Raul Martinez, the mayor when the law passed, defended the rule.
"You don't want to have everybody in the middle of the streets competing for space on the sidewalk without some sort of regulations. In the city of Hialeah, we're not overregulating anybody."
He says one purpose of the law is simple fairness: Street vendors don't pay property taxes. Brick-and-mortar stores must.
"They also create jobs," Martinez said. "What we did back then is we got all the groups together and we came with an ordinance that was satisfactory to all of the parties at the time."
But they couldn't have gotten "all the groups" together because people who hadn't yet entered the business weren't included. How could they have been? No one knew who they would be. What the mayor did was get the established guys together. Such "fairness" regulation kills job growth and reduces consumer welfare because the entrenched interests write rules that cripple new competition.
Mayor Martinez argued that "you create an unfair advantage when you allow that vendor selling in the front of a flower shop to sell the same flowers that the flower shop sells, and to sell them at a much reduced price. That's unfair competition."

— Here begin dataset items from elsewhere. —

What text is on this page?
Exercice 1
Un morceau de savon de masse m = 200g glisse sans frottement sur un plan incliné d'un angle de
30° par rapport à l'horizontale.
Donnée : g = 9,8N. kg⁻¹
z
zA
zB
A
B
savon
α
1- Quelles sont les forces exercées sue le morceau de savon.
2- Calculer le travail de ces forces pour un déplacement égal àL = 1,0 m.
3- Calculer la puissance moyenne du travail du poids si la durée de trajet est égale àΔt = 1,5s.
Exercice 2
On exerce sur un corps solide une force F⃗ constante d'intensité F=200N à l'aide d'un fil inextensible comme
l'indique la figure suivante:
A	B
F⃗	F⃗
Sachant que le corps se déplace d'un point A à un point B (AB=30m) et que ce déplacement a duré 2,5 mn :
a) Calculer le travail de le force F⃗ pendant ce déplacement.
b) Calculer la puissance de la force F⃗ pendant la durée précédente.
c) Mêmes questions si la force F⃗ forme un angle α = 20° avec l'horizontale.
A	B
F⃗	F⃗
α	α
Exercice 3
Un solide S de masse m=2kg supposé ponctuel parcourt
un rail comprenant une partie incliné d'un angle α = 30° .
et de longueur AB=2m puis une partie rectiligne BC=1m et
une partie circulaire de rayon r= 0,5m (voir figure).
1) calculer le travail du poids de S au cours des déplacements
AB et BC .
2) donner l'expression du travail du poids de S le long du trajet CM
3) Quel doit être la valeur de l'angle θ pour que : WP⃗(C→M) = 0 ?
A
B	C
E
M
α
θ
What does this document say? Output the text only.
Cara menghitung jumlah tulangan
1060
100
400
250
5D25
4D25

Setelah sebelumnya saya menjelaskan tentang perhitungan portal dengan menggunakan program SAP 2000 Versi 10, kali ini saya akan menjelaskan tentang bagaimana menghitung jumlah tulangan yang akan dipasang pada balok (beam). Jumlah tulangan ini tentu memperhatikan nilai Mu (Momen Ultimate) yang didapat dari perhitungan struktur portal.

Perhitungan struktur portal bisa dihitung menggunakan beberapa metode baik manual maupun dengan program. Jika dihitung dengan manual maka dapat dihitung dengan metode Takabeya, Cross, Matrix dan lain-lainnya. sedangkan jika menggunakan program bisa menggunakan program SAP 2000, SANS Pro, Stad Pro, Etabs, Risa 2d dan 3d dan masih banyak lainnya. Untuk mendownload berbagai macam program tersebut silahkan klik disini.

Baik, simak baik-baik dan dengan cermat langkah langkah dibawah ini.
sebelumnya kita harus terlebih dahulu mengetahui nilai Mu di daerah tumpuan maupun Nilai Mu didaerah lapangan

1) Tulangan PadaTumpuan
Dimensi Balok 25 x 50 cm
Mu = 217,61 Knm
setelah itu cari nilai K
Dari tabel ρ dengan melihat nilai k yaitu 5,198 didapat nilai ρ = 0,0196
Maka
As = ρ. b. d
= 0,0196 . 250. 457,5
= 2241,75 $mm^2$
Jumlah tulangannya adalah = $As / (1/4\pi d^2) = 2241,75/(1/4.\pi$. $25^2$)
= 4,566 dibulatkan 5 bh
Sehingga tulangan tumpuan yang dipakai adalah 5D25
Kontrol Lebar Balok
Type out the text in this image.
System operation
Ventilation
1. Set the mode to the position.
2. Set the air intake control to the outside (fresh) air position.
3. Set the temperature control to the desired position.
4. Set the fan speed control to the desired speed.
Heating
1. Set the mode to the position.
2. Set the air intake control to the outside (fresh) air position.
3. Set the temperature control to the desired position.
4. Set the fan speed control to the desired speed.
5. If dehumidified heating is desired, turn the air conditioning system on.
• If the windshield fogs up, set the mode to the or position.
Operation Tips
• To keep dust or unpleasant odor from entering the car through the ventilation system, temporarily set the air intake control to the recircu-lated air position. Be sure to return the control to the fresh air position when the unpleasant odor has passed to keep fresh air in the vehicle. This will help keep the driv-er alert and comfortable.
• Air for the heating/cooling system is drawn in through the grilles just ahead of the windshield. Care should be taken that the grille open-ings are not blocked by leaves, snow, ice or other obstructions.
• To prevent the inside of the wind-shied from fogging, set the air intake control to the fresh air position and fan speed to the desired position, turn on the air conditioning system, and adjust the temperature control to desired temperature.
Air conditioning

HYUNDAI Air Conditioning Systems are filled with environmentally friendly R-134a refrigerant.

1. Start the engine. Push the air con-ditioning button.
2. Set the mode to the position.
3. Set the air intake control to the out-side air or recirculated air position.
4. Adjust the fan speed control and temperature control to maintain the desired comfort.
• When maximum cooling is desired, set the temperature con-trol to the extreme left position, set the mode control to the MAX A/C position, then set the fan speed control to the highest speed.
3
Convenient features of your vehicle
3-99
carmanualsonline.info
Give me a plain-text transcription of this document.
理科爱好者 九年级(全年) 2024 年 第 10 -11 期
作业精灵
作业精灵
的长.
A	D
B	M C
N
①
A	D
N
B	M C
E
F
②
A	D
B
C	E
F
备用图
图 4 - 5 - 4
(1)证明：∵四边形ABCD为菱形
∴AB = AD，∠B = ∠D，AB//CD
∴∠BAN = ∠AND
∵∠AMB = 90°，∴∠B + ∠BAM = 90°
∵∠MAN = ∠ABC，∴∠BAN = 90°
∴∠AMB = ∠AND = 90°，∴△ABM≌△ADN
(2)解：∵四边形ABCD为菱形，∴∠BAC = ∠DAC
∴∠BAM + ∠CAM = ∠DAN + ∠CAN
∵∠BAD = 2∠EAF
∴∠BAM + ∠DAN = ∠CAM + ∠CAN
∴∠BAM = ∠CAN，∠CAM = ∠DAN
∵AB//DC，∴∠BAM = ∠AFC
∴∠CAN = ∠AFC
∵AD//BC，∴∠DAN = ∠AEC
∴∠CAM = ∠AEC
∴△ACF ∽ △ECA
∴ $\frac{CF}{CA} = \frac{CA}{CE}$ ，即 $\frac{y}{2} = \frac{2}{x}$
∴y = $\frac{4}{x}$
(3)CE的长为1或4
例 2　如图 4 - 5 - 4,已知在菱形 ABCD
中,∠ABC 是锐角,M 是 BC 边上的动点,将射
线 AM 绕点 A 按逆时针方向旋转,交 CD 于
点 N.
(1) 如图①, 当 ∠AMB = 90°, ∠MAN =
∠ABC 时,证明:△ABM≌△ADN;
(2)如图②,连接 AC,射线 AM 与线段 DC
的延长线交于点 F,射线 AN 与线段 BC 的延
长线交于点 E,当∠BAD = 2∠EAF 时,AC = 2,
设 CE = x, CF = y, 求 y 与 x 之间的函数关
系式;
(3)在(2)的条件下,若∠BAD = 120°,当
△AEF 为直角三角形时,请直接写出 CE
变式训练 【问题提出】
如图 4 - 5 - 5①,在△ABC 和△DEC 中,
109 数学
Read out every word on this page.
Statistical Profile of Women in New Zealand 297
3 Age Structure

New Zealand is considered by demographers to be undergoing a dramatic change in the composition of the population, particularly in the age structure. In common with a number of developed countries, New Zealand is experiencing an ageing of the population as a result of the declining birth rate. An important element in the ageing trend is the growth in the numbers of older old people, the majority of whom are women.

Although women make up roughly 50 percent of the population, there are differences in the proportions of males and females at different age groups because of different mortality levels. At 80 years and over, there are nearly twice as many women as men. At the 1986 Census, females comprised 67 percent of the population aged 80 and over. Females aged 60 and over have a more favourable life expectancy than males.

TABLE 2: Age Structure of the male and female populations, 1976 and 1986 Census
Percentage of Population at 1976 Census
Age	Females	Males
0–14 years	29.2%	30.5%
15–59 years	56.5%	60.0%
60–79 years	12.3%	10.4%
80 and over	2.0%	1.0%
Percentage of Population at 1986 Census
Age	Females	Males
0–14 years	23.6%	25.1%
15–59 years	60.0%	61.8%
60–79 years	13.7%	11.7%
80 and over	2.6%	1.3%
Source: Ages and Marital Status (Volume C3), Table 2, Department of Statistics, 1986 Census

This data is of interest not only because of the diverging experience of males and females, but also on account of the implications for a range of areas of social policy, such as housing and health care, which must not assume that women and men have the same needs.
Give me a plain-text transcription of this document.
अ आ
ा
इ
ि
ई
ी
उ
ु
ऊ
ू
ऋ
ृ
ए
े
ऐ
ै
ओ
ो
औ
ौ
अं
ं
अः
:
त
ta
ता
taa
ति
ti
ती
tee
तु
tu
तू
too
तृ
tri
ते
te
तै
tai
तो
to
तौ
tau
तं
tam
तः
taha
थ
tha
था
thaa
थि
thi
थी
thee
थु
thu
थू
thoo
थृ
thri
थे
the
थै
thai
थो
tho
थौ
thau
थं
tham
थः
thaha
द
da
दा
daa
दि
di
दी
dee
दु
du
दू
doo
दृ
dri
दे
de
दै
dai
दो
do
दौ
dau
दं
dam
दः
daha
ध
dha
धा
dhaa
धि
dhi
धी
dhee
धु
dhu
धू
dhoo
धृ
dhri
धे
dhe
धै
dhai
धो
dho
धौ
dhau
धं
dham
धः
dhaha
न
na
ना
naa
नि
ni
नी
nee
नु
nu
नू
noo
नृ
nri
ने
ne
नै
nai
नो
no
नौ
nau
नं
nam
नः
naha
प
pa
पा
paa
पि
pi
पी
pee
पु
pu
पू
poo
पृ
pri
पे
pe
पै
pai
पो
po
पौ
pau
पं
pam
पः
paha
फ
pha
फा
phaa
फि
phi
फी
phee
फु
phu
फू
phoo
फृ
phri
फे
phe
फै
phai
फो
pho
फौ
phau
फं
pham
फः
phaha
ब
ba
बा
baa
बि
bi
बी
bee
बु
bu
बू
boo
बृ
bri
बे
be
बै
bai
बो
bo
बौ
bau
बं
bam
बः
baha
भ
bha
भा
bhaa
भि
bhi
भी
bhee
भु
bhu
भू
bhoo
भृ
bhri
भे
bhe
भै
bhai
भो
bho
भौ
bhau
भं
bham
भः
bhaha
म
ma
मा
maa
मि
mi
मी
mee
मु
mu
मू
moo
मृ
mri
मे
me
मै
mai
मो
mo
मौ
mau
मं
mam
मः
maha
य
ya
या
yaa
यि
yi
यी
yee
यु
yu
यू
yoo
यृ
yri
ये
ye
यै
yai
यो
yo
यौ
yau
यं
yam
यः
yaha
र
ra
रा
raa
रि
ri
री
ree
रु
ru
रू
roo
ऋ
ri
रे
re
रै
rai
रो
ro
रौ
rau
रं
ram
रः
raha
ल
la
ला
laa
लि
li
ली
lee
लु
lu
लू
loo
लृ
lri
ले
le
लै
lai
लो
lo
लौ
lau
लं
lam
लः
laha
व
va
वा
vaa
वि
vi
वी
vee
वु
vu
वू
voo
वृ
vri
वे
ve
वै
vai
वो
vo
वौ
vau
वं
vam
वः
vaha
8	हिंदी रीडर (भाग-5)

It's a fair point: Why open a brick-and-mortar store and pay property tax if you could save maybe $3,000 a year by selling from a cart?
"These are different types of business models," Foley replied. "A florist can offer professional arrangement. A florist can offer delivery. A florist has a bathroom. Air conditioning. A street vendor is out there on the street, and the way they compete is on price and convenience; you can drive up and get your flowers and go home quickly. There's nothing wrong with having two different types of business models competing near each other. It happens in America all the time.
"It's not legitimate for government to use its incredible power to make one business model have an unfair advantage over another."
As a libertarian, I'd say that the store owners' beef is with the local government that imposes the property tax, not the street vendor struggling to make a better life.
If government destroys all the paths out of poverty, the welfare state will look like the only way to help the poor.
Maybe, in addition to helping entrenched interests, that's the bureaucrats' goal.